Liz Ashe
More and more Native artists are part of gallery booths at Basel, as are galleries from Central and South America. They broke up the commercial feel and reinforced how this year’s Art Basel Miami had a sub-focus on women’s rights, conversation, heritage, and mixed heritage. K Art Gallery is a Native and Indigenous artists’ only gallery, and there were others in the NFT-for-a-cause side at Scope. Two artists stood out; Edgar Heap of Birds and Rose B. Simpson.
Edgar Heap of Birds (Cheyenne & Arapaho) work was presented by K Art, Buffalo, NY with Columbus Day, a 2-D installation of forty-eight signs, handwritten in white capital letters, on red backgrounds. The signs’ phrases were each written twice – once for each block of twenty-four. The left backgrounds are deep ochre red, the color of blood. The right are weaker, more a dry dirt red. The two pulls are a prime print and a ghost print; the second print comprised of the leftover ink after the first pull. Time passes, generations pass, but the message does not change. Words are mostly in English, but some Spanish ones come in too – mostly insults. Phrases like ‘gold dust quota or slice away hands,’ ‘ships destroy native life create commerce,’ ‘not pre-Columbian our native spirits indigenous,’ ‘second Monday in October celebrate sadness,’ and ‘plague typhus cholera smallpox agents of genocide.’
Edgar Heap of Birds’ other inclusion in the fair, is Native Hosts. A series of roadway signs where each state name is printed backwards, spell out the names of indigenous peoples. Road signs are the most common way we comprehend and navigate where we are. Meant to be read quickly, they are made of weather-proof materials. Road signs are subversive ways to inform the reader about what space really is and to guide them through the land providing instructions: Open, closed, street names. Birds’ inclusion of “ ‘today your host is_____’ simply breaks down our ideas that a sign is bare location, instead showing us that land and people are communal places and should be considered with respect.
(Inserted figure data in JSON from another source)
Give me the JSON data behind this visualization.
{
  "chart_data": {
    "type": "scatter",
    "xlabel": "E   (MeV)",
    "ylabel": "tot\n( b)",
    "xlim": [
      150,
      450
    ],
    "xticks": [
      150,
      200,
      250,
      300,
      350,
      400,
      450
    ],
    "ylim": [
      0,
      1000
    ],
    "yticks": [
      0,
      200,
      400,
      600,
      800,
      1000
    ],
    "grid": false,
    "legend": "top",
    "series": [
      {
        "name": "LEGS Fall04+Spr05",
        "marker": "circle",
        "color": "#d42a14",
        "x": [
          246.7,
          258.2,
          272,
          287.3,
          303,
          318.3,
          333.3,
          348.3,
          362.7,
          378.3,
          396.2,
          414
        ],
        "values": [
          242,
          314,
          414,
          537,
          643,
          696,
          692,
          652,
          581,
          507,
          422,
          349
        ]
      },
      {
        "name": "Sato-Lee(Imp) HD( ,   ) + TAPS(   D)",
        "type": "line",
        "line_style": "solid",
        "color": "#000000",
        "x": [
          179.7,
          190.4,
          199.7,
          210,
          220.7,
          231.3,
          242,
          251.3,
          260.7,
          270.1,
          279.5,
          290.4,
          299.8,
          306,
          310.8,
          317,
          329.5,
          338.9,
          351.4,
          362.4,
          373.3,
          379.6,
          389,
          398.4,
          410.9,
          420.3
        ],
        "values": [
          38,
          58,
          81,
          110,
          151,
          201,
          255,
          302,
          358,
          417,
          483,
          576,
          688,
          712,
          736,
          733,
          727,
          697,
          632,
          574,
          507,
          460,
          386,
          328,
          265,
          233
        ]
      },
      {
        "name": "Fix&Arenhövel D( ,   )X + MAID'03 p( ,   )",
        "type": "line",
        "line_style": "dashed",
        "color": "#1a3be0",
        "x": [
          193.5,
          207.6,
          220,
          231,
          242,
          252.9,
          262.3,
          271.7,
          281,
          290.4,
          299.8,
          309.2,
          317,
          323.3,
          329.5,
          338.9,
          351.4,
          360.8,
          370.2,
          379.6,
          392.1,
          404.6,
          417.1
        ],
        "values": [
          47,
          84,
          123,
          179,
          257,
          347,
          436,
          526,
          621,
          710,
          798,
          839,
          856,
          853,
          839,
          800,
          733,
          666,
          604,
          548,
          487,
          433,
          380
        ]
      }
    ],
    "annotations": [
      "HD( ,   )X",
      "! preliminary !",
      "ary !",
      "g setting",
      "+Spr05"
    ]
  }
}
Land rights matter to a culture. Words create reality, to make anyone who reads, understand.
Rose B. Simpson Presented by Jessica Silverman, San Francisco, CA
Rose B. Simpson has three sculptures in the Jessica Silverman booth; the smallest one has the most power. Simpson trained first as a ceramicist, but has moved into construction of textiles, fashion and steel. Storytelling is a deep part of her work. Guardian 1 is a female warrior caretaker at the same scale as many bronze cowboy figures, large enough to notice, but small enough to hold her own private story. The stereotype in figurative art in this scale is male glory, or female servitude, but Guardian 1, a female warrior is upright, standing strong and defiant, painted in white with black paint against the sun. She is bleeding, but it isn’t blood. She is bleeding white threads, out of many arrows in her arm. To me, she is bleeding out her whiteness, bleeding out her invisibility or mixed-race culture. The injury will not be enough to kill her. As an artist with native ancestry, part of me wishes I could bleed out some of my whiteness, but it doesn’t work that way in the flesh. Or, the arrows are cat-tails, growing out of her arm, their roots reaching through the air to find water. Guardian of her people and guardian of the Earth. An upraised arm is self-protection. To be a Guardian of the land, of her community, facing injury, bleeding for what you believe in, and cure – that’s women.